Pero esto no es todo. “Como aumenta la glucosa en sangre, el páncreas produce cada vez más insulina. Si es absolutamente normal, puede soportar esa sobreexigencia, pero, si tiene otra determinada falla genética, claudicará”, agregó Ruiz. En resumen, la diabetes tipo 2 (la más frecuente en la edad adulta) se desencadena cuando se conjugan dos problemas genéticos que en general no llegarían a manifestarse si la persona no llevara el estilo de vida que conduce a la obesidad.

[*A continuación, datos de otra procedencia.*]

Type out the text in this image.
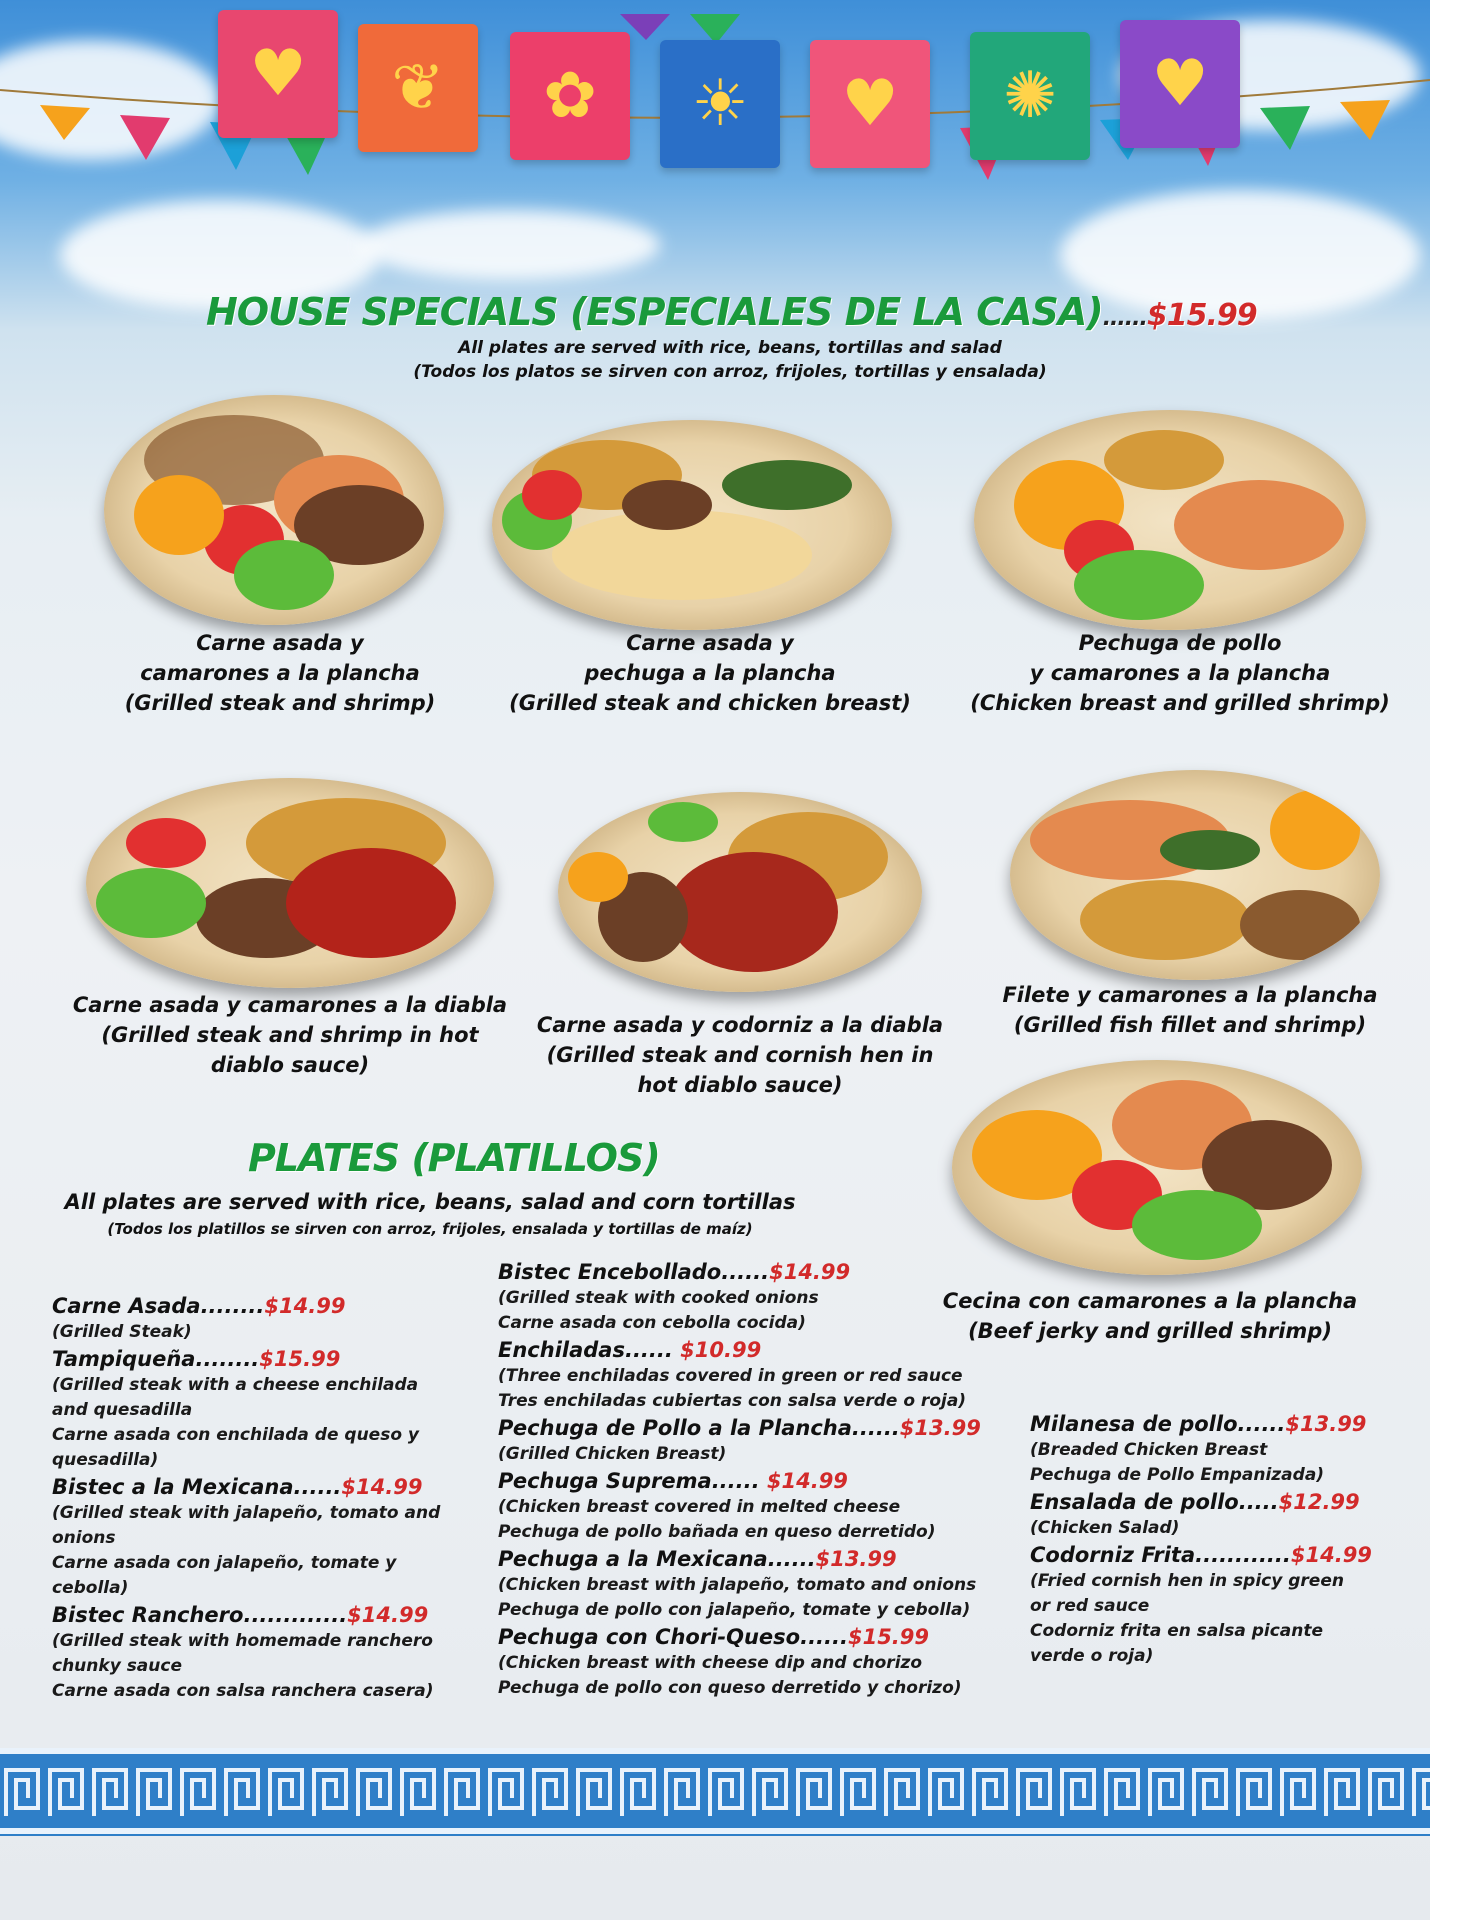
♥ ❦ ✿ ☀ ♥ ✺ ♥
HOUSE SPECIALS (ESPECIALES DE LA CASA)......$15.99
All plates are served with rice, beans, tortillas and salad
(Todos los platos se sirven con arroz, frijoles, tortillas y ensalada)
Carne asada y
camarones a la plancha
(Grilled steak and shrimp)
Carne asada y
pechuga a la plancha
(Grilled steak and chicken breast)
Pechuga de pollo
y camarones a la plancha
(Chicken breast and grilled shrimp)
Carne asada y camarones a la diabla
(Grilled steak and shrimp in hot
diablo sauce)
Carne asada y codorniz a la diabla
(Grilled steak and cornish hen in
hot diablo sauce)
Filete y camarones a la plancha
(Grilled fish fillet and shrimp)
Cecina con camarones a la plancha
(Beef jerky and grilled shrimp)
PLATES (PLATILLOS)
All plates are served with rice, beans, salad and corn tortillas
(Todos los platillos se sirven con arroz, frijoles, ensalada y tortillas de maíz)
Carne Asada........$14.99
(Grilled Steak)
Tampiqueña........$15.99
(Grilled steak with a cheese enchilada
and quesadilla
Carne asada con enchilada de queso y
quesadilla)
Bistec a la Mexicana......$14.99
(Grilled steak with jalapeño, tomato and
onions
Carne asada con jalapeño, tomate y
cebolla)
Bistec Ranchero.............$14.99
(Grilled steak with homemade ranchero
chunky sauce
Carne asada con salsa ranchera casera)
Bistec Encebollado......$14.99
(Grilled steak with cooked onions
Carne asada con cebolla cocida)
Enchiladas...... $10.99
(Three enchiladas covered in green or red sauce
Tres enchiladas cubiertas con salsa verde o roja)
Pechuga de Pollo a la Plancha......$13.99
(Grilled Chicken Breast)
Pechuga Suprema...... $14.99
(Chicken breast covered in melted cheese
Pechuga de pollo bañada en queso derretido)
Pechuga a la Mexicana......$13.99
(Chicken breast with jalapeño, tomato and onions
Pechuga de pollo con jalapeño, tomate y cebolla)
Pechuga con Chori-Queso......$15.99
(Chicken breast with cheese dip and chorizo
Pechuga de pollo con queso derretido y chorizo)
Milanesa de pollo......$13.99
(Breaded Chicken Breast
Pechuga de Pollo Empanizada)
Ensalada de pollo.....$12.99
(Chicken Salad)
Codorniz Frita............$14.99
(Fried cornish hen in spicy green
or red sauce
Codorniz frita en salsa picante
verde o roja)
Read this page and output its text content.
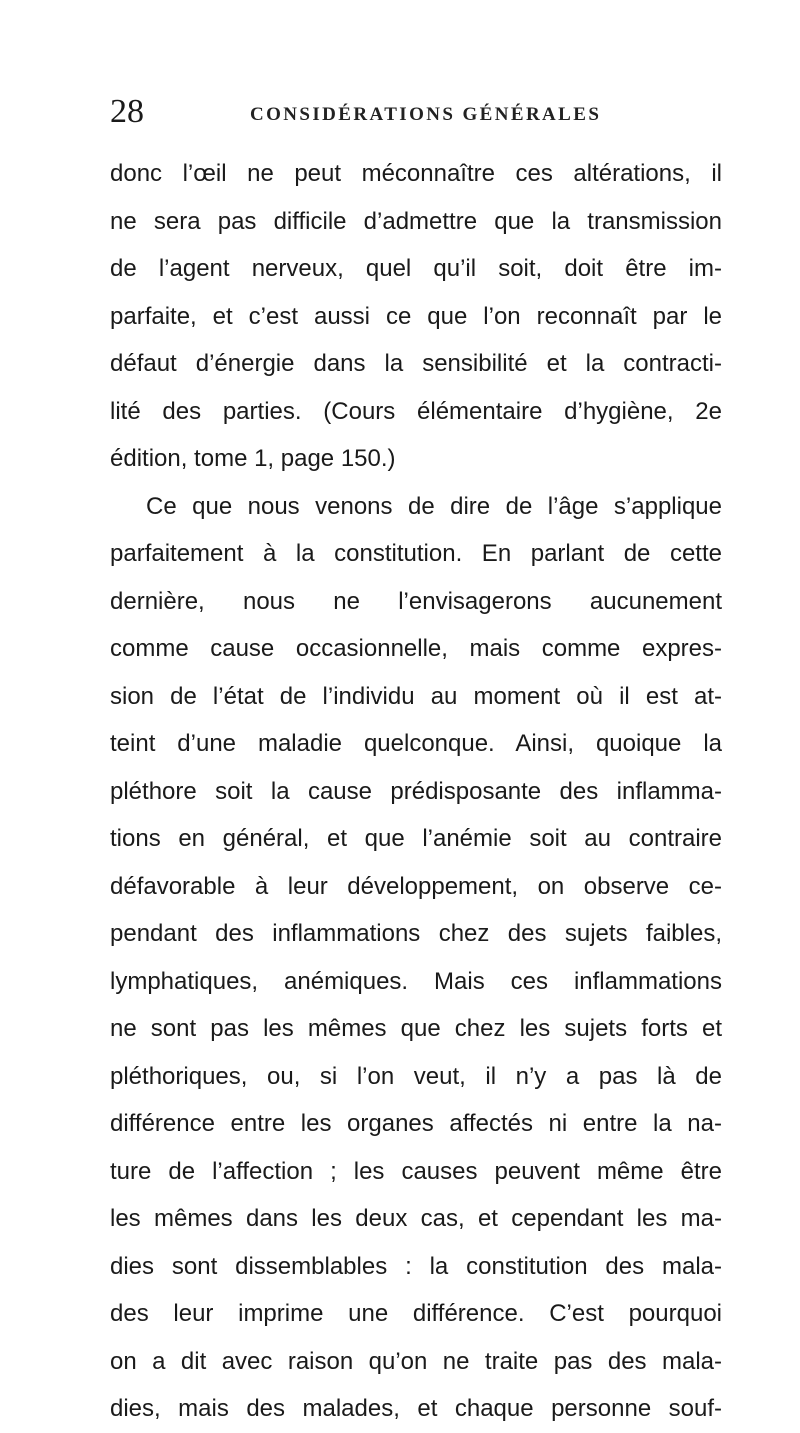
28	CONSIDÉRATIONS GÉNÉRALES
donc l’œil ne peut méconnaître ces altérations, il
ne sera pas difficile d’admettre que la transmission
de l’agent nerveux, quel qu’il soit, doit être im-
parfaite, et c’est aussi ce que l’on reconnaît par le
défaut d’énergie dans la sensibilité et la contracti-
lité des parties. (Cours élémentaire d’hygiène, 2e
édition, tome 1, page 150.)
Ce que nous venons de dire de l’âge s’applique
parfaitement à la constitution. En parlant de cette
dernière, nous ne l’envisagerons aucunement
comme cause occasionnelle, mais comme expres-
sion de l’état de l’individu au moment où il est at-
teint d’une maladie quelconque. Ainsi, quoique la
pléthore soit la cause prédisposante des inflamma-
tions en général, et que l’anémie soit au contraire
défavorable à leur développement, on observe ce-
pendant des inflammations chez des sujets faibles,
lymphatiques, anémiques. Mais ces inflammations
ne sont pas les mêmes que chez les sujets forts et
pléthoriques, ou, si l’on veut, il n’y a pas là de
différence entre les organes affectés ni entre la na-
ture de l’affection ; les causes peuvent même être
les mêmes dans les deux cas, et cependant les ma-
dies sont dissemblables : la constitution des mala-
des leur imprime une différence. C’est pourquoi
on a dit avec raison qu’on ne traite pas des mala-
dies, mais des malades, et chaque personne souf-
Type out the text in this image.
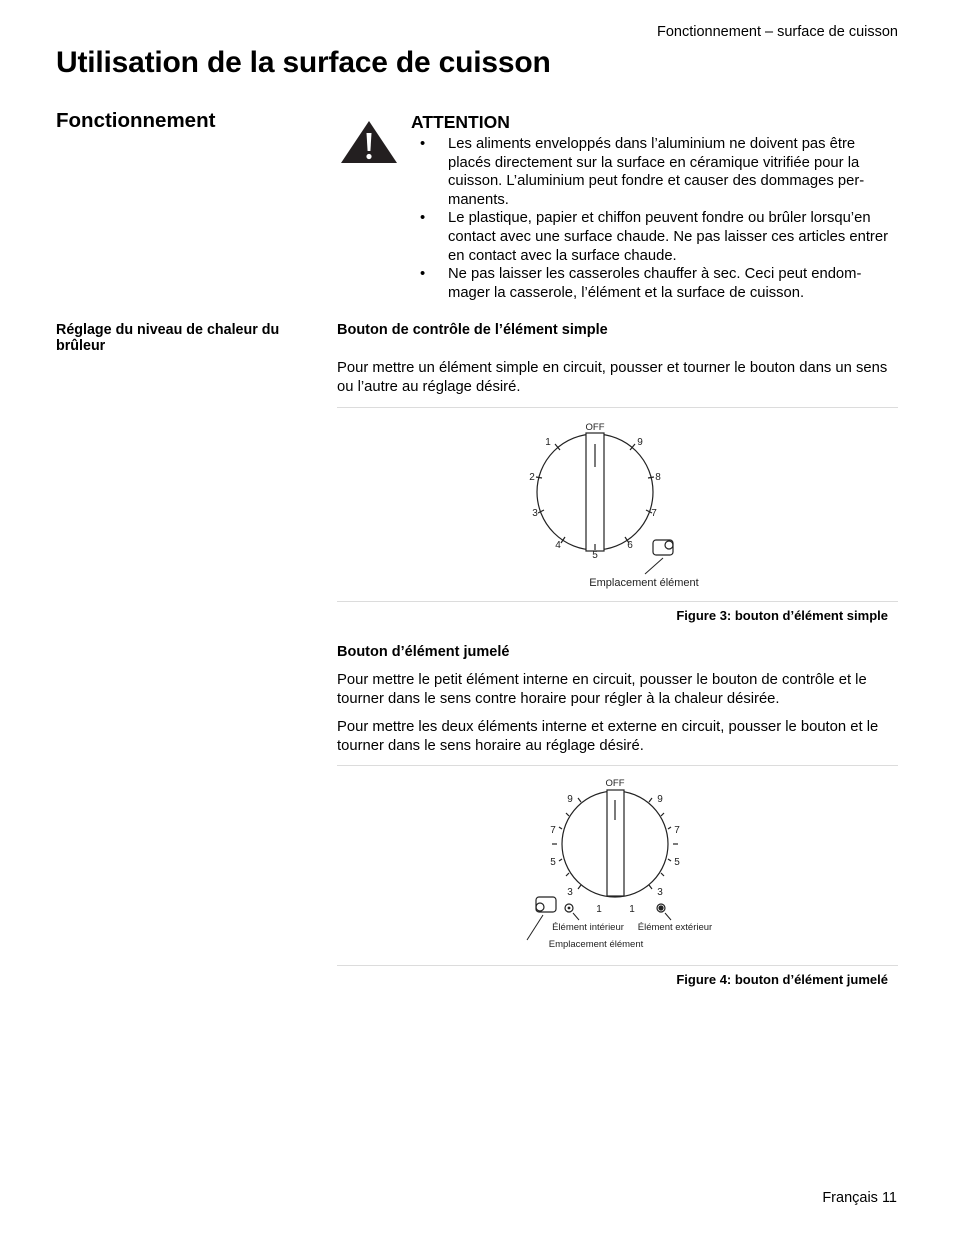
Fonctionnement – surface de cuisson
Utilisation de la surface de cuisson
Fonctionnement	ATTENTION
• Les aliments enveloppés dans l’aluminium ne doivent pas être placés directement sur la surface en céramique vitrifiée pour la cuisson. L’aluminium peut fondre et causer des dommages per-manents.
• Le plastique, papier et chiffon peuvent fondre ou brûler lorsqu’en contact avec une surface chaude. Ne pas laisser ces articles entrer en contact avec la surface chaude.
• Ne pas laisser les casseroles chauffer à sec. Ceci peut endom-mager la casserole, l’élément et la surface de cuisson.
Réglage du niveau de chaleur du brûleur
Bouton de contrôle de l’élément simple

Pour mettre un élément simple en circuit, pousser et tourner le bouton dans un sens ou l’autre au réglage désiré.

OFF
1
2
3
4
5
6
7
8
9
Emplacement élément
Figure 3: bouton d’élément simple
Bouton d’élément jumelé

Pour mettre le petit élément interne en circuit, pousser le bouton de contrôle et le tourner dans le sens contre horaire pour régler à la chaleur désirée.

Pour mettre les deux éléments interne et externe en circuit, pousser le bouton et le tourner dans le sens horaire au réglage désiré.

OFF
9
7
5
3
1
9
7
5
3
1
Élément intérieur Élément extérieur
Emplacement élément
Figure 4: bouton d’élément jumelé
Français 11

Gustavo Frechtel, jefe de la División Genética del Hospital de Clínicas, señaló también “otros mecanismos por los cuales la obesidad se liga con la diabetes: el tejido adiposo actúa como una gran glándula que produce muchas sustancias, y varias de ellas conducen a la insulinorresistencia. Además, la obesidad hace que se deposite grasa en lugares donde no debiera haberla, especialmente el hígado, los músculos y quizás el páncreas mismo”.

El artículo publicado en Science manifiesta la esperanza de que “la aplicación farmacológica” de su hallazgo ofrezca nuevas expectativas de tratamiento. En efecto, “la determinación de las causas moleculares abre la perspectiva de utilizar drogas mucho más específicas, pero es una posibilidad a largo plazo, y los resultados en animales de laboratorio pueden no coincidir con los que se dan en seres humanos”, advirtió Frechtel.